The pub’s history dates back to the 16th century and in 1843 took on the name of Dymock Arms. The Grade II listed building was left devastated in 2010 after the building became the victim of an arson attack. In 2012 plans were put forward to the local council to restore the building however nothing came of this, presumably due to the substantial structural damage caused in the blaze.

*The Report:*

The Dymock Arms has been a location I've passed many times. Recently fencing has been placed around the entrance which leads me to believe the site may be demolished or hopefully rebuilt soon. Passing on a Sunday bike ride I took the opportunity to explore further although id highly suggest not exploring in full bike gear due to it being highly impractical.

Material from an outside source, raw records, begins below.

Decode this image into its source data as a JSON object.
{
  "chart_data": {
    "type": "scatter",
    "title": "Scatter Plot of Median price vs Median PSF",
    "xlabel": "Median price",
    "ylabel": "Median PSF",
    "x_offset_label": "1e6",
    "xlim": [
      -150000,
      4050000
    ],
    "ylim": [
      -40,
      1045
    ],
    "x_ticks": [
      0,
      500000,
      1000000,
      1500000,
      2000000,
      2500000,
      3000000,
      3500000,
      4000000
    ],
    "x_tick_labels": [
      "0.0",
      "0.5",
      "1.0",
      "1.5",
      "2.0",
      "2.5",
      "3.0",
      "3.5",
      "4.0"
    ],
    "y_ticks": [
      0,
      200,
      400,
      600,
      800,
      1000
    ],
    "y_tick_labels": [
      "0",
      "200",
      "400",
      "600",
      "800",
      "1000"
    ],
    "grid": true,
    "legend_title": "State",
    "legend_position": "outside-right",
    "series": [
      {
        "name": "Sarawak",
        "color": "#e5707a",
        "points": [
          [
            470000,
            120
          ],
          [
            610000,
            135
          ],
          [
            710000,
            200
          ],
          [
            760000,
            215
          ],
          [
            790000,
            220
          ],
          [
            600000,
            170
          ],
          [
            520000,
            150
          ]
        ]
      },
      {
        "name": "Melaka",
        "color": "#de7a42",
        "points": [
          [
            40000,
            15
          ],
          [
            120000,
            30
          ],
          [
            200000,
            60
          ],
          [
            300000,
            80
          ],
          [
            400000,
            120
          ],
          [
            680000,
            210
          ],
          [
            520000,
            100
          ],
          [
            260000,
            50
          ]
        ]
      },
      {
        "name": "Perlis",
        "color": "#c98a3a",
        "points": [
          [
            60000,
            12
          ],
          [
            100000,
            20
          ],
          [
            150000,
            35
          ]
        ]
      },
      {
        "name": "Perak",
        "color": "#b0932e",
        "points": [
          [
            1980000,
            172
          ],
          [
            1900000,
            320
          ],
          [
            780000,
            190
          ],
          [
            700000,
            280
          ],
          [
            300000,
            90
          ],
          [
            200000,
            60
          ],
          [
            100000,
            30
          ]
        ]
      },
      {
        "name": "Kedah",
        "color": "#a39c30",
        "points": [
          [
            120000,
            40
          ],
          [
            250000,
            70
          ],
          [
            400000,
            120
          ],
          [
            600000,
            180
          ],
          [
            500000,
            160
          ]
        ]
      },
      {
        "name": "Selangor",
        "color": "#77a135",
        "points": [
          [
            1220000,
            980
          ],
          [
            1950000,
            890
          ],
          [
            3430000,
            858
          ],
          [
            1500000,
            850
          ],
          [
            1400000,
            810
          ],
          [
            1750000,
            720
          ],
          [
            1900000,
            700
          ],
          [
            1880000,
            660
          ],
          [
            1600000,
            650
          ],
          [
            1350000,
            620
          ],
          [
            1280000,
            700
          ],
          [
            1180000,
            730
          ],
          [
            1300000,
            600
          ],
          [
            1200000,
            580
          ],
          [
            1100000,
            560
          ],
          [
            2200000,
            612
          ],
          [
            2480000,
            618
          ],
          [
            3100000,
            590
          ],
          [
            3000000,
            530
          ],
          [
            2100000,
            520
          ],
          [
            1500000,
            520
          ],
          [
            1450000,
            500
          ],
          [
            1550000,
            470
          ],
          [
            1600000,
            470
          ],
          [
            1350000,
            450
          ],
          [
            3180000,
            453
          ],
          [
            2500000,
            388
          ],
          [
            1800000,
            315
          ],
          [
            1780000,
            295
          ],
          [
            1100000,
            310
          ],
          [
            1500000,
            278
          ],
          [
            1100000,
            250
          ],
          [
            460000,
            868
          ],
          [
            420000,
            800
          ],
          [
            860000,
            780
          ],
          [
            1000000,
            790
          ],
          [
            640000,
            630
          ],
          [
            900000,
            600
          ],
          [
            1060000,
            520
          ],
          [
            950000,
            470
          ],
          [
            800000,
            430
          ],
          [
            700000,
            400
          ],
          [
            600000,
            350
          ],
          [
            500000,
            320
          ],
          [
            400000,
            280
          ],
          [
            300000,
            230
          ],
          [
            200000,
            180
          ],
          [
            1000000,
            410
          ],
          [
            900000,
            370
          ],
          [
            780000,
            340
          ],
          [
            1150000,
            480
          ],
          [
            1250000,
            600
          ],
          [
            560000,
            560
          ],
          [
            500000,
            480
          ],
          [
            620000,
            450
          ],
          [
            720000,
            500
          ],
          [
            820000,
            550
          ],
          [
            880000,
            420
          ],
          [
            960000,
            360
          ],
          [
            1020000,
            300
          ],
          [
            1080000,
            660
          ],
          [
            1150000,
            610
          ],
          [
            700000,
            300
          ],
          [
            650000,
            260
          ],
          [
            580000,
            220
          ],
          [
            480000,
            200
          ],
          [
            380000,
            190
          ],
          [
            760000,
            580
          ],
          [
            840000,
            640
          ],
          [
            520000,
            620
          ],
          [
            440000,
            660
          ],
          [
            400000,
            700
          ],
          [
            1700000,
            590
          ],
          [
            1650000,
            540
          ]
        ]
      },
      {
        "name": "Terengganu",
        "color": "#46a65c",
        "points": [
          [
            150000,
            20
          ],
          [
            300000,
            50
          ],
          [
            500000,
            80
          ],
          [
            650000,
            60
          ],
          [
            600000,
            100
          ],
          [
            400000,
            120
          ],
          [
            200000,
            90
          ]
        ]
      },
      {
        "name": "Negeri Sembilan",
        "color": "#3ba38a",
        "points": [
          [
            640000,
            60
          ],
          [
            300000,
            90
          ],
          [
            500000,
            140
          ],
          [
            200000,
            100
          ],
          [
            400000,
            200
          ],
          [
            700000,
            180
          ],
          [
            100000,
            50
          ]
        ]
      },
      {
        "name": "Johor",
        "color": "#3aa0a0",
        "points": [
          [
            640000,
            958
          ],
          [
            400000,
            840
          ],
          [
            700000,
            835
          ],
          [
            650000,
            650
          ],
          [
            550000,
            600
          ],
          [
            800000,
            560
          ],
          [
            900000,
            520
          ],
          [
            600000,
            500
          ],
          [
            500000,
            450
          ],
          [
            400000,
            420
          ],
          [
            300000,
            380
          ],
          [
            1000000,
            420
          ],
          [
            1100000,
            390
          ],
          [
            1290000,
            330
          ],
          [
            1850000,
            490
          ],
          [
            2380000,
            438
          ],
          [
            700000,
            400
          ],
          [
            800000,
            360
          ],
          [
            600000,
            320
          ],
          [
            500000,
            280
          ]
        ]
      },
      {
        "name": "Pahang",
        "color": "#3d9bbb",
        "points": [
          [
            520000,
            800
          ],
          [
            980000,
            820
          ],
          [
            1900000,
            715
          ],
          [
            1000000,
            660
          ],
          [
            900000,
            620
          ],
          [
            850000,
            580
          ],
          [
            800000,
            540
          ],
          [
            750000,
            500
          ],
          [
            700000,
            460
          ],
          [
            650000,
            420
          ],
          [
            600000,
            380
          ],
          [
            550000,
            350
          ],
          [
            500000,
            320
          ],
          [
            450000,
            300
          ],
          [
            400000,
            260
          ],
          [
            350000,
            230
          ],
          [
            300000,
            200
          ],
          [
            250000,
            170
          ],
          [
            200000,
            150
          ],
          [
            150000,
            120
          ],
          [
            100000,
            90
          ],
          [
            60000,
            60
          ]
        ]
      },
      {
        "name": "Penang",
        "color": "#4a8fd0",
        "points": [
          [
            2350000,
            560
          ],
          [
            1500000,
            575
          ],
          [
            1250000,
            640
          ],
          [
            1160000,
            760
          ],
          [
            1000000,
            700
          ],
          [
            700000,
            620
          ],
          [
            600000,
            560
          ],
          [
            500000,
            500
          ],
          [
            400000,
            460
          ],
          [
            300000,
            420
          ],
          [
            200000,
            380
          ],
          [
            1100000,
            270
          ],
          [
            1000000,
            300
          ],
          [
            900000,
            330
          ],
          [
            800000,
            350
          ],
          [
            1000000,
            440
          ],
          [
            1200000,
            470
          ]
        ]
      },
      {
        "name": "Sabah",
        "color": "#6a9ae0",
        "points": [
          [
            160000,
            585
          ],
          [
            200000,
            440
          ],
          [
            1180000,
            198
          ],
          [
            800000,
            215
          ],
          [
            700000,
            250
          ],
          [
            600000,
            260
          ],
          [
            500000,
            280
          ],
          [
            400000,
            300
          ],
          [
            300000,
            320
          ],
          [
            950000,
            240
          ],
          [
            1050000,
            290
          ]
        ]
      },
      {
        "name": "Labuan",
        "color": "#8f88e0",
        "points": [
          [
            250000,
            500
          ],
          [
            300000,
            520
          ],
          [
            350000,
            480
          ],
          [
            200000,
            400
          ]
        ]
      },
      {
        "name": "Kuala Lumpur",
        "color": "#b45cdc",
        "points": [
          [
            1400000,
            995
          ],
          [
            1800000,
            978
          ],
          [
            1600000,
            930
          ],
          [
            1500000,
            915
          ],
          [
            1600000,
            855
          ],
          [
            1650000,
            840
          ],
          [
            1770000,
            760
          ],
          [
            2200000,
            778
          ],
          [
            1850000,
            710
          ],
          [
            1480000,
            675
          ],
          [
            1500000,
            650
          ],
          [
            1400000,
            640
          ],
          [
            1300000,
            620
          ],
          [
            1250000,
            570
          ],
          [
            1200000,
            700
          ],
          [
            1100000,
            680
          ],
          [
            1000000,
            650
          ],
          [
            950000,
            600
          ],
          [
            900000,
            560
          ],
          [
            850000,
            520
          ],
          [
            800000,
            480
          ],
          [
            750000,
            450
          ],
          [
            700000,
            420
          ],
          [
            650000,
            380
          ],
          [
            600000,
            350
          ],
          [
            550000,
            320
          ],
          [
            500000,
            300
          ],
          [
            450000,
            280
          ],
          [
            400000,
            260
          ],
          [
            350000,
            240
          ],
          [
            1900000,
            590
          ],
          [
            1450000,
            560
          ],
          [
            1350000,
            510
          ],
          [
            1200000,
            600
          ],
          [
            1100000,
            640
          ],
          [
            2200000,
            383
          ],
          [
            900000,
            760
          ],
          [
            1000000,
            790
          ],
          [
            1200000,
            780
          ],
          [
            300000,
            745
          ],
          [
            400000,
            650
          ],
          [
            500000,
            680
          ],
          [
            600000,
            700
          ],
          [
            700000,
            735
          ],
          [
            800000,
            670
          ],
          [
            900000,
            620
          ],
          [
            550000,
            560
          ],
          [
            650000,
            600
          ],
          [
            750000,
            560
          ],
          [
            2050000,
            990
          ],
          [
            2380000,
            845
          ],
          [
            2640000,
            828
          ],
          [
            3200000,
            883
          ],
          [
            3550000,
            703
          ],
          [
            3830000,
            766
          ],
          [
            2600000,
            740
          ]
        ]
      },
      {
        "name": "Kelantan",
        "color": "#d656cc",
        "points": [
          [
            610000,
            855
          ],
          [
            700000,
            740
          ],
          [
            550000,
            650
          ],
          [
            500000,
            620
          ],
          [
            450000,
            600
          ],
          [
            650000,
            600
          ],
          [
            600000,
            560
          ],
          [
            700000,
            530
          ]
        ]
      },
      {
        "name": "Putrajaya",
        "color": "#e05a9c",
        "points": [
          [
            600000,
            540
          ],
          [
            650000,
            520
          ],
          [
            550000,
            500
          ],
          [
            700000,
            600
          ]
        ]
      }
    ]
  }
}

Situated on the main road in a small welsh village i'm surprised nothing has happened with the building sooner, cries for renovation have gone unheard from the locals multiple times.

Being a fairly small site I circled the building to look for an access point, the building is securely nailed down (minus the obvious missing roof). I think the condition of the building is testament to the local area and the people who live there, on the site you will find no graffiti or extra damaged caused and even the shed in the rear still contains barrels and boxes.

Peering through a side door you can see the stripped back interior with the remains of a fire place, next to this entrance is a staircase that leads up to the upper floor of the building, presumably once a fire escape/rear entrance.

A fairly small and quick explore but one I don't regret!

*More photos at:* www.UrbanX.co.uk


----------



## smiler (May 4, 2015)

Nicely Done, I enjoyed it, Thanks


----------



## UrbanX (May 5, 2015)

Nice one, thanks for sharing!


----------



## flyboys90 (May 5, 2015)

It's sad but there goes another pub,brill shots thanks for sharing.


----------